We found nuanced profiles of social determinants by sex, where women are more sensitive to social context. Women living in households where highest educational attainment was less than secondary school were at greater risk [odds ratio (OR) of high compared to low diabetes risk 3.10, 95% confidence interval (CI) 2.19-4.40, p < 0.0001). The same relationship was less pronounced for males (OR 2.17, 95% CI 1.42-3.32, p = 0.0004). Lower household income and being food insecure predicted high future diabetes risk for women (OR 1.37, 95% CI 1.01-1.86, p = 0.0418 comparing quintile 1 to quintile 5; OR 2.64, 95% CI 1.78-3.92, p < 0.0001 comparing severely food insecure to food secure), but not men (OR 1.15, 95% CI 0.84-1.57, p = 0.3818 and OR 1.22, 95% CI 0.71-2.10, p = 0.4815). At the area-level, material deprivation was significantly associated with increased future risk comparing the most to the least deprived (OR females 2.39, 95% CI 1.77-3.23; OR males 1.61, 95% CI 1.22-2.14). Additionally, a strong protective effect was observed for women living in ethnically dense areas (OR 0.75, 95% CI 0.63-0.89, p = 0.0011) which was not as pronounced for men (OR 0.95, 95% CI 0.76-1.18, p = 0.6351).

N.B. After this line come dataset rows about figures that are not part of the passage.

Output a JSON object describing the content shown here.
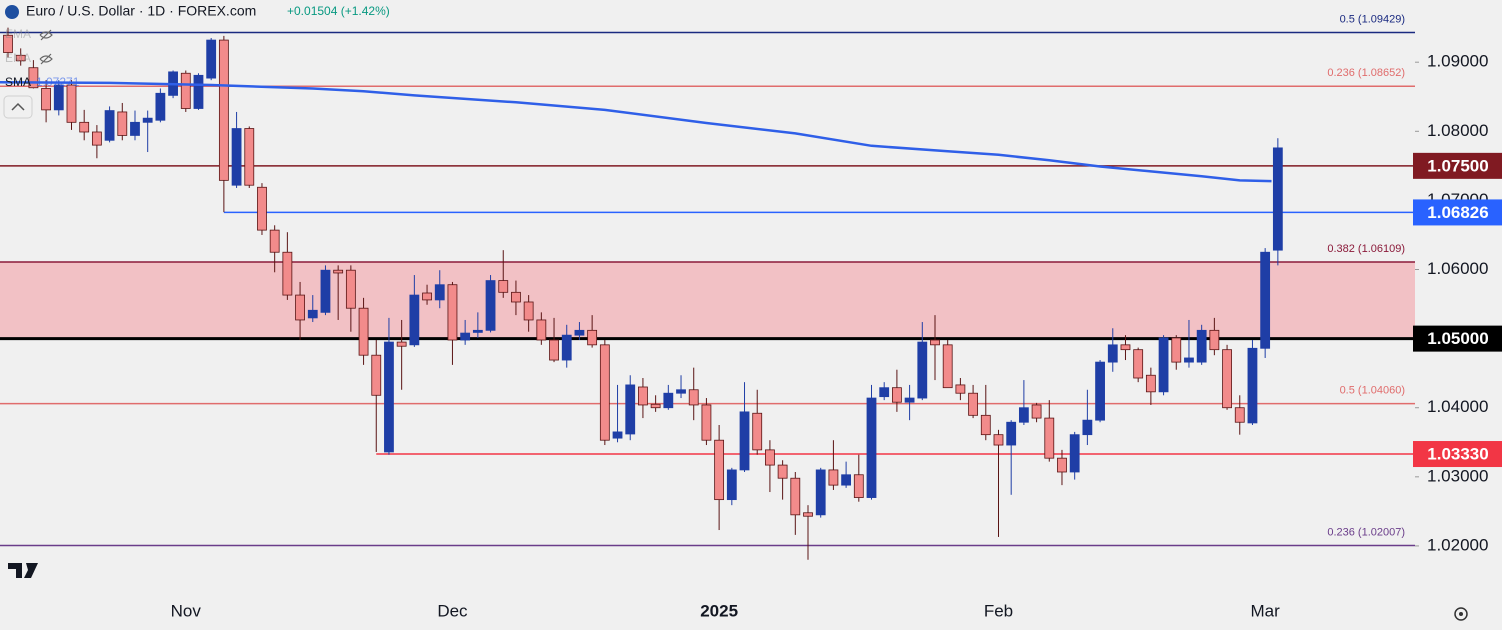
{
  "chart_data": {
    "type": "candlestick",
    "title": "Euro / U.S. Dollar · 1D · FOREX.com",
    "change": "+0.01504 (+1.42%)",
    "indicators": [
      {
        "name": "EMA",
        "hidden": true
      },
      {
        "name": "EMA",
        "hidden": true
      }
    ],
    "categories": [
      null,
      null,
      null,
      null,
      null,
      null,
      null,
      null,
      null,
      null,
      null,
      null,
      null,
      null,
      "Nov",
      null,
      null,
      null,
      null,
      null,
      null,
      null,
      null,
      null,
      null,
      null,
      null,
      null,
      null,
      null,
      null,
      null,
      null,
      null,
      null,
      "Dec",
      null,
      null,
      null,
      null,
      null,
      null,
      null,
      null,
      null,
      null,
      null,
      null,
      null,
      null,
      null,
      null,
      null,
      null,
      null,
      null,
      "2025",
      null,
      null,
      null,
      null,
      null,
      null,
      null,
      null,
      null,
      null,
      null,
      null,
      null,
      null,
      null,
      null,
      null,
      null,
      null,
      null,
      null,
      "Feb",
      null,
      null,
      null,
      null,
      null,
      null,
      null,
      null,
      null,
      null,
      null,
      null,
      null,
      null,
      null,
      null,
      null,
      null,
      null,
      null,
      "Mar",
      null
    ],
    "xlim": [
      -0.63,
      110.8
    ],
    "ylim": [
      1.0129,
      1.099
    ],
    "yticks": [
      {
        "value": 1.02,
        "label": "1.02000"
      },
      {
        "value": 1.03,
        "label": "1.03000"
      },
      {
        "value": 1.04,
        "label": "1.04000"
      },
      {
        "value": 1.05,
        "label": "1.05000"
      },
      {
        "value": 1.06,
        "label": "1.06000"
      },
      {
        "value": 1.07,
        "label": "1.07000"
      },
      {
        "value": 1.08,
        "label": "1.08000"
      },
      {
        "value": 1.09,
        "label": "1.09000"
      }
    ],
    "up_color": "#1f3ea6",
    "down_color": "#f28b8b",
    "open": [
      1.0939,
      1.091,
      1.0892,
      1.0862,
      1.0831,
      1.0867,
      1.0813,
      1.0799,
      1.0787,
      1.0828,
      1.0794,
      1.0813,
      1.0816,
      1.0852,
      1.0884,
      1.0833,
      1.0877,
      1.0932,
      1.0722,
      1.0804,
      1.0719,
      1.0657,
      1.0625,
      1.0563,
      1.053,
      1.0538,
      1.0599,
      1.0599,
      1.0544,
      1.0476,
      1.0336,
      1.0495,
      1.0491,
      1.0566,
      1.0556,
      1.0578,
      1.0498,
      1.0509,
      1.0512,
      1.0584,
      1.0567,
      1.0553,
      1.0527,
      1.0498,
      1.0469,
      1.0505,
      1.0512,
      1.0491,
      1.0356,
      1.0362,
      1.043,
      1.0405,
      1.04,
      1.0421,
      1.0426,
      1.0404,
      1.0353,
      1.0267,
      1.031,
      1.0392,
      1.0339,
      1.0317,
      1.0298,
      1.0248,
      1.0245,
      1.031,
      1.0288,
      1.0303,
      1.027,
      1.0416,
      1.0429,
      1.0408,
      1.0414,
      1.0498,
      1.0491,
      1.0433,
      1.0421,
      1.0389,
      1.0361,
      1.0346,
      1.0379,
      1.0404,
      1.0385,
      1.0327,
      1.0307,
      1.0361,
      1.0382,
      1.0466,
      1.0491,
      1.0484,
      1.0447,
      1.0423,
      1.0501,
      1.0466,
      1.0466,
      1.0512,
      1.0484,
      1.04,
      1.0378,
      1.0486,
      1.0628
    ],
    "high": [
      1.095,
      1.092,
      1.0903,
      1.0874,
      1.0874,
      1.0874,
      1.0831,
      1.0809,
      1.0836,
      1.0841,
      1.083,
      1.083,
      1.0862,
      1.0888,
      1.0888,
      1.0884,
      1.0935,
      1.0938,
      1.0828,
      1.0807,
      1.0725,
      1.0664,
      1.0654,
      1.0582,
      1.0563,
      1.0606,
      1.0606,
      1.0606,
      1.0559,
      1.0498,
      1.053,
      1.0527,
      1.0592,
      1.0578,
      1.0599,
      1.0582,
      1.0527,
      1.0538,
      1.0592,
      1.0628,
      1.0584,
      1.0563,
      1.0538,
      1.053,
      1.052,
      1.0524,
      1.0534,
      1.0498,
      1.0433,
      1.0447,
      1.0443,
      1.0418,
      1.0433,
      1.0447,
      1.0458,
      1.0414,
      1.0375,
      1.0313,
      1.0437,
      1.0426,
      1.0353,
      1.0324,
      1.0307,
      1.0259,
      1.0313,
      1.0353,
      1.0322,
      1.0332,
      1.0433,
      1.0437,
      1.0455,
      1.0433,
      1.0524,
      1.0534,
      1.0498,
      1.0443,
      1.0433,
      1.0433,
      1.0368,
      1.0382,
      1.044,
      1.0407,
      1.0411,
      1.0339,
      1.0365,
      1.0426,
      1.0469,
      1.0515,
      1.0505,
      1.0487,
      1.0458,
      1.0505,
      1.0505,
      1.0527,
      1.052,
      1.053,
      1.0491,
      1.0418,
      1.0498,
      1.0631,
      1.079
    ],
    "low": [
      1.0907,
      1.0895,
      1.0862,
      1.0813,
      1.0823,
      1.0802,
      1.0787,
      1.0761,
      1.0784,
      1.0787,
      1.0787,
      1.077,
      1.0813,
      1.0848,
      1.0828,
      1.0831,
      1.0874,
      1.0683,
      1.0718,
      1.0718,
      1.065,
      1.0596,
      1.0556,
      1.0498,
      1.0524,
      1.0534,
      1.0527,
      1.051,
      1.0462,
      1.0336,
      1.0332,
      1.0426,
      1.0488,
      1.0549,
      1.0544,
      1.0462,
      1.0491,
      1.0501,
      1.0509,
      1.0559,
      1.0534,
      1.051,
      1.0491,
      1.0466,
      1.0458,
      1.0498,
      1.0487,
      1.0346,
      1.035,
      1.0353,
      1.0385,
      1.0394,
      1.0397,
      1.0414,
      1.0382,
      1.0346,
      1.0223,
      1.0259,
      1.0307,
      1.0332,
      1.0278,
      1.0267,
      1.0216,
      1.018,
      1.0241,
      1.0281,
      1.0284,
      1.0264,
      1.0267,
      1.0411,
      1.0394,
      1.0382,
      1.0411,
      1.044,
      1.0429,
      1.0411,
      1.0385,
      1.0353,
      1.0213,
      1.0274,
      1.0375,
      1.0379,
      1.0322,
      1.0288,
      1.0296,
      1.0346,
      1.0379,
      1.0452,
      1.0469,
      1.0437,
      1.0404,
      1.0418,
      1.0455,
      1.0458,
      1.0462,
      1.0476,
      1.0397,
      1.0361,
      1.0375,
      1.0472,
      1.0606
    ],
    "close": [
      1.0914,
      1.0902,
      1.0863,
      1.0831,
      1.0867,
      1.0813,
      1.0799,
      1.078,
      1.083,
      1.0794,
      1.0813,
      1.0819,
      1.0855,
      1.0886,
      1.0833,
      1.0881,
      1.0932,
      1.0729,
      1.0804,
      1.0722,
      1.0657,
      1.0625,
      1.0563,
      1.0527,
      1.0541,
      1.0599,
      1.0595,
      1.0544,
      1.0476,
      1.0418,
      1.0495,
      1.0489,
      1.0563,
      1.0556,
      1.0578,
      1.0498,
      1.0508,
      1.0512,
      1.0584,
      1.0567,
      1.0553,
      1.0527,
      1.0498,
      1.0469,
      1.0505,
      1.0512,
      1.0491,
      1.0353,
      1.0365,
      1.0433,
      1.0404,
      1.04,
      1.0421,
      1.0426,
      1.0404,
      1.0353,
      1.0267,
      1.031,
      1.0394,
      1.0339,
      1.0317,
      1.0298,
      1.0245,
      1.0243,
      1.031,
      1.0288,
      1.0303,
      1.027,
      1.0414,
      1.0429,
      1.0408,
      1.0414,
      1.0495,
      1.0491,
      1.0429,
      1.0421,
      1.0389,
      1.0361,
      1.0346,
      1.0379,
      1.04,
      1.0385,
      1.0327,
      1.0307,
      1.0361,
      1.0382,
      1.0466,
      1.0491,
      1.0484,
      1.0443,
      1.0423,
      1.0501,
      1.0466,
      1.0472,
      1.0512,
      1.0484,
      1.04,
      1.0379,
      1.0486,
      1.0625,
      1.0776
    ],
    "sma": {
      "name": "SMA",
      "last_label": "1.07271",
      "color": "#2f5fe8",
      "x": [
        -0.63,
        8,
        16,
        24,
        28,
        32,
        40,
        47,
        55,
        62,
        68,
        74,
        78,
        82,
        86,
        90,
        94,
        97,
        99.5
      ],
      "values": [
        1.0871,
        1.087,
        1.0867,
        1.0862,
        1.0858,
        1.0852,
        1.0842,
        1.0831,
        1.0812,
        1.0797,
        1.0779,
        1.0771,
        1.0766,
        1.0758,
        1.0749,
        1.0742,
        1.0735,
        1.0729,
        1.0728
      ]
    },
    "zone": {
      "from": 1.05,
      "to": 1.06109,
      "color": "#f2c1c5"
    },
    "levels": [
      {
        "label": "0.5 (1.09429)",
        "value": 1.09429,
        "color": "#1a2a80"
      },
      {
        "label": "0.236 (1.08652)",
        "value": 1.08652,
        "color": "#e06c6c"
      },
      {
        "label": "0.382 (1.06109)",
        "value": 1.06109,
        "color": "#8b1a3a"
      },
      {
        "label": "0.5 (1.04060)",
        "value": 1.0406,
        "color": "#e06c6c"
      },
      {
        "label": "0.236 (1.02007)",
        "value": 1.02007,
        "color": "#6a3d8a"
      }
    ],
    "tags": [
      {
        "label": "1.07500",
        "value": 1.075,
        "color": "#801a22"
      },
      {
        "label": "1.06826",
        "value": 1.06826,
        "color": "#2962ff",
        "start": 17
      },
      {
        "label": "1.05000",
        "value": 1.05,
        "color": "#000000"
      },
      {
        "label": "1.03330",
        "value": 1.0333,
        "color": "#f23645",
        "start": 29
      }
    ]
  }
}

This study characterized socio-contextual predictors for future diabetes risk, showing sex-specific effects. Diabetes prevention must consider factors beyond individual-level behavioral lifestyle change and actively take steps to mitigate the adverse impacts of socio-contextual factors.
在人群层面明确未来患糖尿病的风险可为预防策略提供依据。虽然此前的研究已根据社会经济地位(SES)对糖尿病负担进行了特征描述,但尚无研究探讨未来风险。

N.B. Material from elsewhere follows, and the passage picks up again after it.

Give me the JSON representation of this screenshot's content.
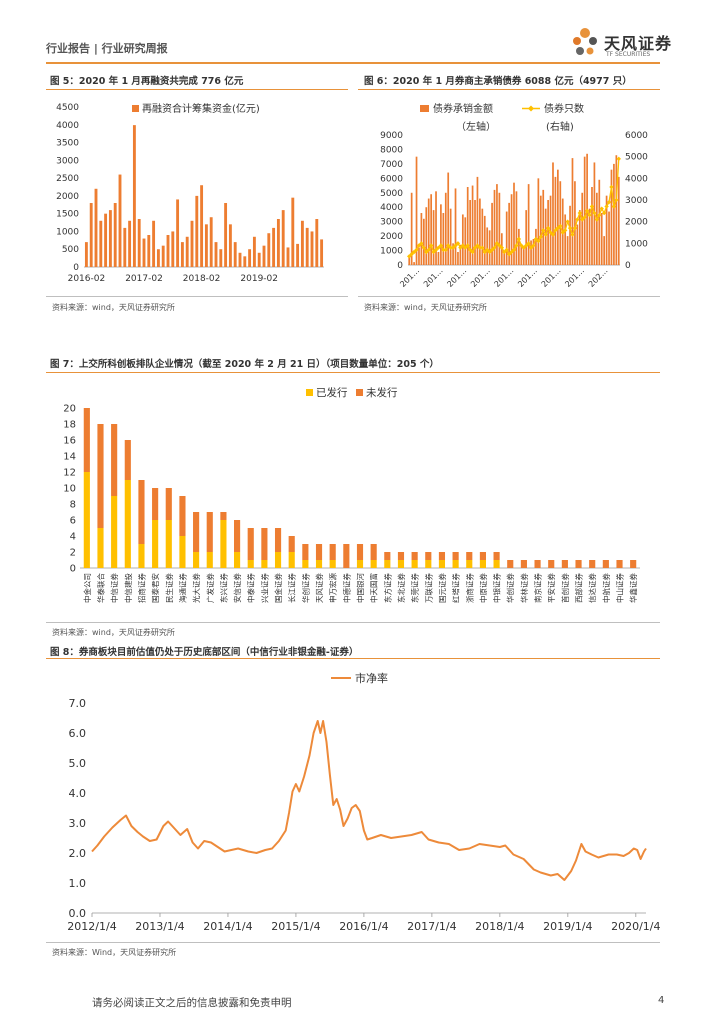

我们使用糖尿病人群风险工具(DPoRT)量化了SES的多个构成因素对未来糖尿病风险的影响,DPoRT是一种经过验证的风险预测算法,可生成新糖尿病病例的10年发病率。我们将DPoRT应用于2011 - 2012年加拿大社区健康调查中年龄在30 - 64岁的成年人(n = 65372),并计算了2021 - 2022年的风险。创建了一个多类别结果,将风险分为低(≤5%)、中(大于5%且小于20%)和高(≥20%),然后使用多项逻辑回归评估个体层面的SES指标以及边缘化的区域层面测量对处于中风险或高风险的影响,并按性别分层。
我们发现了按性别划分的细微社会决定因素特征,即女性对社会环境更为敏感。生活在最高教育程度低于中学的家庭中的女性风险更高[高糖尿病风险与低糖尿病风险相比的优势比(OR)为3.10,95%置信区间(CI)为2.19 - 4.40,p < 0.0001]。男性的这种关系不太明显(OR为2.17,95% CI为1.42 - 3.32,p = 0.0004)。较低的家庭收入和粮食不安全预示着女性未来患糖尿病的高风险(将第一五分位数与第五五分位数相比,OR为1.37,95% CI为1.01 - 1.86,p = 0.0418;将严重粮食不安全与粮食安全相比,OR为2.64,95% CI为1.78 - 3.92,p < 0.0001),但男性并非如此(OR为1.15,95% CI为0.84 - 1.57,p = 0.3818;OR为1.22,95% CI为0.71 - 2.10,p = 0.4815)。在区域层面,将最贫困地区与最不贫困地区相比,物质匮乏与未来风险增加显著相关(女性OR为2.39,95% CI为1.77 - 3.23;男性OR为1.61,95% CI为1.22 - 2.14)。此外,观察到生活在种族密集地区的女性有很强的保护作用(OR为0.75,95% CI为0.63 - 0.89,p = 0.0011),而男性则不那么明显(OR为0.95,95% CI为0.76 - 1.18,p = 0.6351)。
本研究描述了未来糖尿病风险的社会环境预测因素,显示出性别特异性影响。糖尿病预防必须考虑个体层面行为生活方式改变之外的因素,并积极采取措施减轻社会环境因素的不利影响。